I keep thinking of this life as a journey. A series of steps from one point to another. A series in which there is no choice. I have to move forward…there’s a current and it is unforgiving. One step in front of the other and that is the only choice I have. I am usually a huge advocate of taking any step…tiptoe if you must but take that step! And now I find myself paralyzed with moving forward. I’’m approaching an anniversary in time that I wish didn’t exist. The after to my before. The forever to my singular moment! I have great expectations…I have goals and I have plans to make the worst year of my life a catapult to growth in development. But I also have fear…paralysis, regret, sadness and uncertainty. I have completely lost myself in the grief of losing my parents. Yet I have also found this sense of responsibility…to finish the unfinished…to right the wrongs…to say the things that were unsaid! I’m handling the last chapters of books I didn’t write! It’s torturous and unfamiliar but I am just not sure where else I should rest.
I have taken a huge step in my life…I have decided to really let go and trust a grief therapist. My heart…it’s completely broken yet all I have left. It’s guarded more than it ever has been. I have built a wall around myself. It’s almost like nothing can hurt me…but I had a friend tell me that I was better. “you aren’t a punching bag anymore” “I’m proud of you” she said…it made me think! She may not remember but it was chiseled in my mind. a punching bag? Was I? How? Have I lost myself or found something new? My heart is different. It’s tough…maybe marbled with a chill …my attitude has changed…I just can’t! With the crazy, the drama, the blame, the pity…I just can’t. Grief therapist number 3…maybe it’ll work out. She had good insight…her goals for me seemed reasonable and for the sake of all that is Holy, she didn’t ask “how does that make you feel?” Maybe she’s a keeper?
i’ve spent 11 months, dreading September. Isn’t there a Green Day song about September? I have spent 11 months in a nightmare…a literal nightmare. If I could have journaled every single night of my nightmares it would have become commonplace. With the exception of another brief dramatic event in my life, the nightmares of my parents dying have continued. For a full year… I struggle to sleep….a few nights ago, after hours of trying, I was finally drifting. At the point between awake and asleep I heard my mom. Her voice was so loud and clear…not a dream, not a nightmare…just her voice! I can’t remember what she said but that moment has been followed by nightmares….the same exact story! She is dying and I can’t help her….sometimes she is intubated, sometimes vocal, sometimes she is actually at home…but every single time it is very clear…she will die! I have no control! She will die…today, tomorrow, at some point…my dreams don’t trick me…she always dies! We’ve only talked once…that is not enough!

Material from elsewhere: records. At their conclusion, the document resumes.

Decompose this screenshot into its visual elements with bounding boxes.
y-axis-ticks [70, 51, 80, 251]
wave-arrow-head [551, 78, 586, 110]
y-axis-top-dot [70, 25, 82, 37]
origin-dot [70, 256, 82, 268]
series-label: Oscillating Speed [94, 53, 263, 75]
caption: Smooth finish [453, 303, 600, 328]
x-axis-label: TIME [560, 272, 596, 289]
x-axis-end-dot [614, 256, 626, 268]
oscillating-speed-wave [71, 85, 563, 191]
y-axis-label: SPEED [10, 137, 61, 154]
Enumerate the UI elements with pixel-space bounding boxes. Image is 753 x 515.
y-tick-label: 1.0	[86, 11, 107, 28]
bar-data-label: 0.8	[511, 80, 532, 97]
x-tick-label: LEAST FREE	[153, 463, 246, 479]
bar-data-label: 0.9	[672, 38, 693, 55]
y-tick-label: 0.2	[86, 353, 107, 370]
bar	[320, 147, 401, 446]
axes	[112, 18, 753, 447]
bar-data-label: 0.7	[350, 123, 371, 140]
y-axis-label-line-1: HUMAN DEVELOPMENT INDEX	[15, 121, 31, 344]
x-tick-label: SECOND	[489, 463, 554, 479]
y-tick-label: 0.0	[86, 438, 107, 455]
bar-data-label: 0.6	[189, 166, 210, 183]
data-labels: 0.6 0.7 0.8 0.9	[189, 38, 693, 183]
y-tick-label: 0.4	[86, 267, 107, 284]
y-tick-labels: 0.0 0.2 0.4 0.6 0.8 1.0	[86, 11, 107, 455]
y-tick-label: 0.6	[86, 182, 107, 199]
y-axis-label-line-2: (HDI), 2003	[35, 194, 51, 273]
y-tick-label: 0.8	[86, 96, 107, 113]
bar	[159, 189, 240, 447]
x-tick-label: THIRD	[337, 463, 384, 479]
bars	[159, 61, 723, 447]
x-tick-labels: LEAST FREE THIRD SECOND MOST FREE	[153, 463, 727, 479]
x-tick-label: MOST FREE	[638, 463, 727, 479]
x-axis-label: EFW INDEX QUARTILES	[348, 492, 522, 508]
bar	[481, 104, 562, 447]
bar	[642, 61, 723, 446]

Are you ready to move on? A question that so many ask! Let me answer this…simply…completely…unapologetically….I WILL NEVER MOVE ON!!!! The void is huge. Don’t compare! Don’t tell me that time heals…I thank you for the love but don’t. Don’t imagine what it’s like. Don’t compare. Don’t negate….I respect your journey and please respect mine.
September will come…ready or not…her date of death will come…and then her funeral date…and then my dads death…and his funeral…and then life turns the page on another year. I have no say…i will move into year 2. Another year of memories that I have no one to call. Another year that I wish I could just call the one person that would be overly excited like me. She was my person. I was his baby…and her’s too! Their boys, as they so lovingly referred to them as, will forget! They are growing and excelling and loving me hard through this but they will forget! They’ll forget the games grammy played on the tablet, the silly gifts when she came to visit…they’ll forget grandpas gardening skills, the golf clubs and his excitement for them to play organized sports. They’ll forget! Most people will…
It’s a part of the journey…I have no choice but to let it occur!